NORTH DAKOTA: Dakota Pipeline Protest Leader LaDonna Allard Dies at 64

FORT YATES, North Dakota, April 20, 2021 (ENS) – LaDonna Tamakawastewin (Good Earth Woman) Brave Bull Allard (1956-2021), Native American Dakota and Lakota historian, genealogist, and a matriarch of the water protector movement, has passed away.

Allard died on April 10 at her home in Fort Yates, after a battle with brain cancer. She was 64. Her family announced her death online.

LaDonna Allard made her family’s land a base for protesters against the Dakota Access Pipeline; thousands gathered to fight the pipeline. (Photo courtesy Lakota People’s Law Project)

A member of the Standing Rock Sioux Tribe, Allard became widely known for her opposition to the Dakota Access Pipeline, DAPL, from early 2016 when construction of Energy Transfer Partners’ 1,172-mile-long underground oil pipeline across the northern United States was approved by the Obama administration.

Back in 2016, Allard donated her family’s land to serve as the Sacred Stone Camp, a base for protestors. Thousands of Tribal members, environmentalists and spiritual leaders from across the globe traveled to the North Dakota pipeline construction site to put their bodies on the line as water protectors acting in solidarity with the Standing Rock Sioux Tribe in one of the largest gatherings of Indigenous peoples decades.

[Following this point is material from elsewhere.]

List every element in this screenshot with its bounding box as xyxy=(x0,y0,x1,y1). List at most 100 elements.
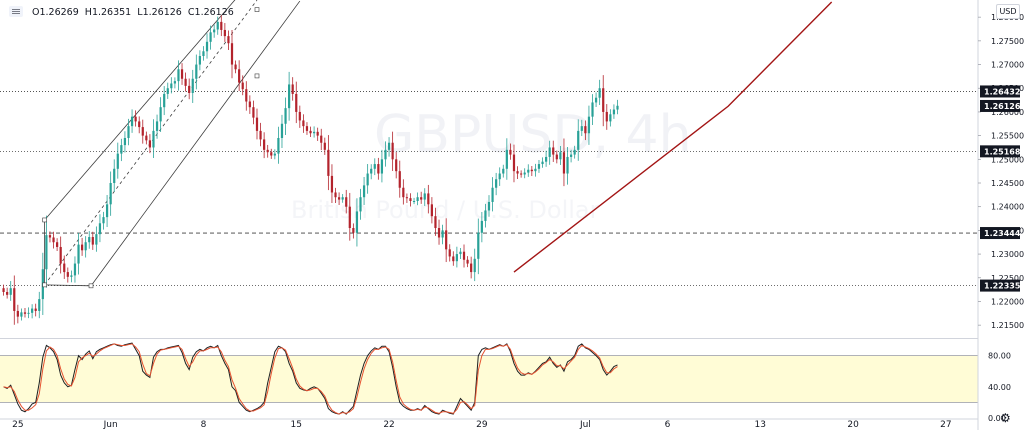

Allard opposed the pipeline for both personal, environmental and spiritual reasons. It runs past her son’s grave, a deeply personal offense. The pipeline poses threats to Indigenous rights and public health, cultural survival, and the global climate, too, she believed. She worried that any spill would contaminate water sources and desecrate sacred lands.

DAPL, now built, begins in the Baaken shale oil fields of northwest North Dakota and runs through South Dakota and Iowa to an oil terminal in Illinois, where the oil is piped onward to refineries on the Gulf Coast. It is operating without a federal permit at this time.

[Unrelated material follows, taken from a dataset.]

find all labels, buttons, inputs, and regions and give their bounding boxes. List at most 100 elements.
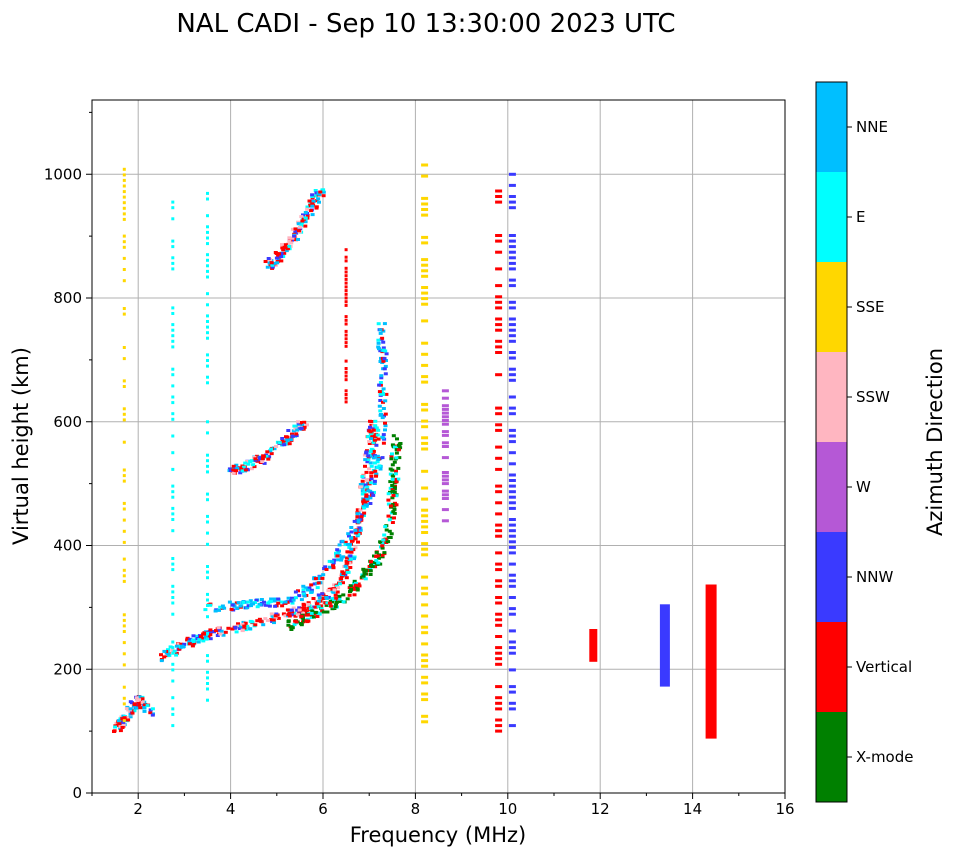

Representatives from the Biden administration’s U.S. Army Corps of Engineers told a federal judge on April 9 that the agency will not shutter the Dakota Access Pipeline, despite the ongoing threats it poses to the Standing Rock Sioux Tribe and the fact that it is operating without a federal permit.

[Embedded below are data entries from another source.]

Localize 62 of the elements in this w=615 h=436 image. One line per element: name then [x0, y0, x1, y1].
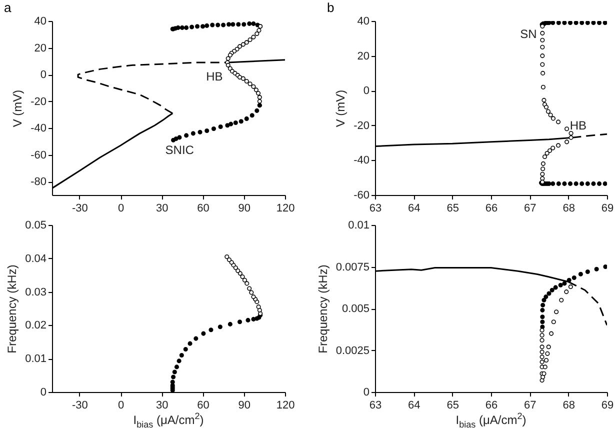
y-axis-title: Frequency (kHz) [5, 264, 20, 354]
x-tick-label: 67 [524, 202, 536, 214]
y-tick-label: 0 [40, 69, 46, 82]
x-tick-label: 63 [369, 400, 382, 412]
y-tick-label: 40 [357, 16, 370, 28]
x-tick-label: 68 [562, 400, 575, 412]
y-tick-label: 20 [357, 50, 370, 62]
x-axis-title: I$_{bias}$ (μA/cm$^{2}$) [133, 411, 204, 430]
x-tick-label: 30 [156, 202, 168, 214]
x-tick-label: 30 [156, 400, 168, 412]
annotation: HB [206, 69, 223, 84]
y-tick-label: 40 [34, 16, 46, 28]
x-tick-label: 69 [601, 202, 614, 214]
x-tick-label: 64 [408, 400, 420, 412]
x-tick-label: 60 [197, 202, 210, 214]
y-tick-label: -60 [30, 149, 46, 162]
y-tick-label: -40 [354, 154, 370, 167]
x-tick-label: 60 [197, 400, 210, 412]
y-tick-label: 0.01 [348, 220, 370, 232]
x-tick-label: 0 [118, 400, 124, 412]
y-tick-label: -60 [354, 190, 370, 202]
y-tick-label: 0.01 [25, 353, 46, 366]
y-axis-title: Frequency (kHz) [316, 264, 330, 354]
x-tick-label: 65 [446, 400, 459, 412]
x-tick-label: 64 [408, 202, 420, 214]
x-tick-label: 65 [446, 202, 459, 214]
y-tick-label: 20 [34, 42, 46, 54]
x-tick-label: 68 [562, 202, 575, 214]
x-tick-label: -30 [72, 400, 88, 412]
x-tick-label: 0 [118, 202, 124, 214]
x-tick-label: 69 [601, 400, 614, 412]
y-tick-label: 0.02 [25, 320, 46, 332]
y-tick-label: 0 [40, 386, 46, 398]
y-tick-label: 0.04 [25, 252, 46, 265]
annotation: SN [520, 27, 537, 42]
x-tick-label: 90 [238, 202, 251, 214]
y-tick-label: 0.005 [342, 303, 370, 315]
x-tick-label: 90 [238, 400, 251, 412]
x-tick-label: 66 [485, 202, 498, 214]
x-axis-title: I$_{bias}$ (μA/cm$^{2}$) [456, 411, 526, 430]
y-tick-label: 0.0025 [336, 344, 370, 357]
chart-title: b [327, 0, 334, 15]
x-tick-label: 120 [276, 400, 295, 412]
annotation: SNIC [165, 143, 194, 158]
y-tick-label: -80 [30, 176, 46, 188]
x-tick-label: 66 [485, 400, 498, 412]
y-axis-title: V (mV) [10, 90, 25, 128]
y-tick-label: -20 [354, 120, 370, 132]
chart-title: a [4, 0, 12, 15]
y-tick-label: -40 [30, 122, 46, 135]
x-tick-label: -30 [72, 202, 88, 214]
x-tick-label: 67 [524, 400, 536, 412]
y-axis-title: V (mV) [334, 90, 348, 128]
x-tick-label: 120 [276, 202, 295, 214]
y-tick-label: 0 [363, 85, 370, 98]
annotation: HB [570, 118, 587, 133]
y-tick-label: -20 [30, 96, 46, 108]
y-tick-label: 0 [363, 386, 370, 398]
y-tick-label: 0.03 [25, 286, 46, 298]
y-tick-label: 0.05 [25, 220, 46, 232]
x-tick-label: 63 [369, 202, 382, 214]
y-tick-label: 0.0075 [336, 261, 370, 274]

“This pipeline is unsafe and operating in violation of federal law. Meanwhile, Energy Transfer is seeking to double capacity, which would make DAPL twice as dangerous. Yet the Biden administration’s decision here is to do nothing,” said Earthjustice attorney Jan Hasselman, who has represented Standing Rock in its legal challenge against DAPL for more than four years.

Allard told a 2019 hearing on the pipeline, “I have a moral obligation to protect the land and the water for future generations. I am from the Cannonball River and the Missouri River. The camps were established in my backyard, as they put this pipeline next to my son’s grave. Who does that? I will not stop until this pipeline is out of the ground.”